Taurine supply is regulated by the taurine transporter TauT (SLC6A6) [8] in combination with the gamma-aminobutyric acid (GABA) transporter GAT2 (SLC6A13) [9] and the proton-coupled amino acid transporter PAT1 (SLC36A1) [10]. The transport activity of TauT is sodium- and chloride dependent with a stoichiometry of 2:1:1 (Na⁺:Cl⁻: taurine) [11]. As a high-affinity and low-specificity transporter TauT has the capability to transport hypotaurine, β-alanine and γ-aminobutyrate (GABA), apart from taurine [12]. In addition there are several drug candidates that interfere with GABA transporters, but so far there is only little knowledge about the interference of structural analogs with TauT.
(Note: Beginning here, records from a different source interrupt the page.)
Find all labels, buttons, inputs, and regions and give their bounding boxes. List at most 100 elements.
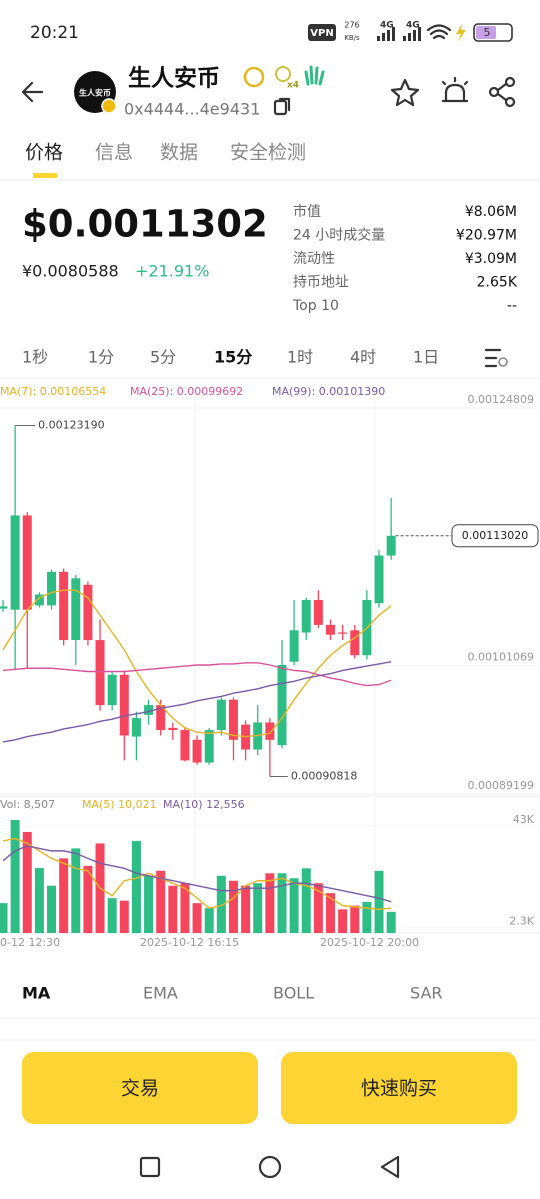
candle-body	[350, 630, 360, 656]
y-tick-label: 0.00089199	[468, 779, 534, 792]
quick-buy-button-label: 快速购买	[361, 1078, 437, 1100]
battery	[473, 23, 513, 42]
timeframe[interactable]: 1秒	[22, 348, 48, 367]
chart-settings-dot	[498, 357, 508, 367]
volume-bar	[168, 885, 178, 933]
net-type: 4G	[406, 21, 420, 31]
signal-1	[377, 27, 395, 41]
candle-body	[107, 674, 117, 706]
volume-bar	[0, 903, 8, 933]
net-speed: 276	[344, 21, 359, 30]
indicator-active[interactable]: MA	[22, 984, 51, 1003]
price-usd: $0.0011302	[22, 203, 268, 246]
tab-active[interactable]: 价格	[25, 142, 63, 164]
timeframe[interactable]: 4时	[350, 348, 376, 367]
stat-value: 2.65K	[477, 275, 518, 291]
v-icon	[275, 66, 291, 82]
quick-buy-button[interactable]	[281, 1052, 517, 1124]
timeframe[interactable]: 5分	[150, 348, 176, 367]
tab[interactable]: 信息	[95, 142, 133, 164]
indicator[interactable]: BOLL	[273, 984, 314, 1003]
candle-body	[83, 584, 93, 641]
candle-body	[71, 578, 81, 641]
candle-body	[289, 630, 299, 662]
volume-bar	[362, 901, 372, 933]
volume-bar	[10, 820, 20, 933]
candle-body	[131, 718, 141, 737]
charge-icon	[456, 24, 466, 42]
timeframe-active[interactable]: 15分	[214, 348, 252, 367]
nav-recent[interactable]	[139, 1156, 161, 1178]
volume-bar	[386, 911, 396, 933]
contract-address: 0x4444...4e9431	[124, 100, 260, 119]
favorite-button[interactable]	[390, 78, 420, 107]
stat-label: 流动性	[293, 251, 335, 267]
badge-count: x4	[287, 81, 299, 91]
volume-bar	[34, 868, 44, 933]
volume-bar	[301, 868, 311, 933]
candle-body	[95, 640, 105, 706]
back-button[interactable]	[21, 81, 44, 103]
alert-button[interactable]	[441, 76, 469, 103]
candle-body	[204, 730, 214, 763]
volume-bar	[156, 870, 166, 933]
volume-bar	[59, 858, 69, 933]
indicator[interactable]: EMA	[143, 984, 178, 1003]
timeframe[interactable]: 1日	[413, 348, 439, 367]
volume-ma-line	[2, 837, 392, 911]
vpn: VPN	[310, 28, 333, 39]
ma-line	[2, 662, 392, 687]
stat-label: 市值	[293, 203, 321, 220]
candle-body	[277, 664, 287, 746]
share-button[interactable]	[488, 76, 516, 108]
volume-bar	[47, 885, 57, 933]
stat-value: ¥20.97M	[456, 228, 517, 244]
candle-body	[34, 594, 44, 606]
volume-bar	[265, 873, 275, 933]
candle-body	[265, 722, 275, 740]
volume-bar	[338, 909, 348, 933]
candle-body	[10, 515, 20, 610]
y-tick-label: 0.00101069	[468, 650, 534, 663]
wifi-icon	[426, 24, 452, 40]
vpn-box	[308, 24, 336, 41]
candle-body	[338, 632, 348, 634]
volume-bar	[144, 875, 154, 933]
volume-bar	[241, 885, 251, 933]
volume-bar	[326, 893, 336, 933]
stat-value: ¥8.06M	[465, 204, 517, 220]
copy-icon[interactable]	[273, 99, 288, 116]
avatar-text: 生人安币	[79, 88, 111, 98]
chart-settings[interactable]	[484, 348, 502, 368]
volume-bar	[313, 883, 323, 933]
candle-body	[326, 624, 336, 635]
candle-body	[386, 535, 396, 556]
volume-legend: Vol: 8,507	[0, 798, 55, 811]
x-label: 0-12 12:30	[0, 936, 60, 949]
trade-button[interactable]	[22, 1052, 258, 1124]
indicator[interactable]: SAR	[410, 984, 443, 1003]
nav-back[interactable]	[380, 1155, 400, 1179]
volume-tick-label: 43K	[513, 813, 535, 826]
ma-line	[2, 661, 392, 743]
timeframe[interactable]: 1时	[287, 348, 313, 367]
token-title: 生人安币	[128, 65, 220, 92]
stat-label: 持币地址	[293, 275, 349, 291]
candlestick-chart: 0.00089199 0.00101069 0.00124809 2.3K 43K MA(…	[0, 385, 540, 933]
volume-ma-legend: MA(10) 12,556	[163, 798, 245, 811]
last-price-box	[451, 524, 539, 548]
nav-home[interactable]	[258, 1155, 282, 1179]
timeframe[interactable]: 1分	[88, 348, 114, 367]
stat-label: 24 小时成交量	[293, 227, 385, 244]
price-change: +21.91%	[135, 262, 209, 281]
tab[interactable]: 安全检测	[230, 142, 306, 164]
tab[interactable]: 数据	[160, 142, 198, 164]
candle-body	[301, 599, 311, 633]
volume-ma-legend: MA(5) 10,021	[82, 798, 157, 811]
battery-level	[476, 26, 496, 39]
candle-body	[180, 730, 190, 761]
ma-legend: MA(99): 0.00101390	[272, 385, 385, 398]
copy-icon-back	[278, 97, 291, 112]
volume-bar	[277, 873, 287, 933]
volume-bar	[22, 831, 32, 933]
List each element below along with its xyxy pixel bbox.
In 2016, Rasmussen et al. investigated the influence of basic GABA-analogs like nipecotic acid, guvacine, δ-aminolevulinic acid, vigabatrin und gaboxadol on taurine uptake [13].

The anti-epileptic drug vigabatrin increases the intracellular level of GABA by irreversible inhibition of the GABA-aminotransferase [14]. The intestinal absorption of vigabatrin is mainly regulated by PAT1 with a partial involvement of TauT [15]. Gaboxadol, also known as 4,5,6,7-tetrahydroisoxazolo(5,4-c)pyridine-3-ol (THIP), acts as a GABA_A receptor type A (GABA_AR) agonist. GABA_A receptors are Cl⁻-channels, which form the major inhibitory system in the central nervous system. Gaboxadol showed inhibitory properties on the GABA_AR as well as on the TauT-mediated uptake of taurine in SKPT cells and ARPE-19 cells [13], [16].

Valembois et al. demonstrated 2017 that various other GABA analogs (imidazole-4-acetat (I4AA), 4,5,6,7-tetrahydropyrazolo[5,4-c]pyridin-3-ol (Aza-THIP), muscimol and thiomuscimol) also act as competitive inhibitors of taurine transport [16]. In particular the histamine metabolite I4AA significantly inhibits taurine uptake in a concentration-dependent manner. Due to its additional interaction with the GABA_AR, they defined I4AA as a new lead structure for the development of new compounds.

In the meantime, Suárez et al. reported guanidinoethyl sulfonate [17] to mimic the effects of taurine on long-term synaptic potentiation. GES, a natural guanidine-taurine analog, causes taurine depletion by acting as a competitive inhibitor of TauT, PAT1 and GAT2 as well as interfering with taurine biosynthesis [18], [19], [20]. In order to analyze the involvement of taurine transport by TauT in relation to PAT1- and GAT2-mediated taurine uptake, TauT was recombinantly overproduced in this study.

To gain a deeper knowledge about the structural requirements of ligands for interaction with the taurine transporter (TauT), we investigated the competitive inhibition by various GABA- and TauT-analogs. Therefore we selected structural similar compounds containing one acidic and one amino head group separated by a carbon chain and determined their inhibitory properties on taurine uptake (Fig. 1). The compounds analyzed in this study were chosen mostly due to their known physiological effects on either humans or other eukaryotes. Our taurine uptake assays using HEK293-cells producing TauT-GFP indicated that homotaurine, ethanolamine-O-sulfate (EOS), piperidine-4-sulfonate (P4S) and 3-pyridinesulfonate (PYR) act as taurine analogs; 5-aminovalerate (5AVA) and β-aminobutyrate (BABA) as GABA analogs and 2-aminoethylphosphate (2AEP) as competitive inhibitors for TauT with a phosphate group. Here we report a robust in vitro model for studying TauT and the inhibitory potencies of substrate analogs on taurine uptake.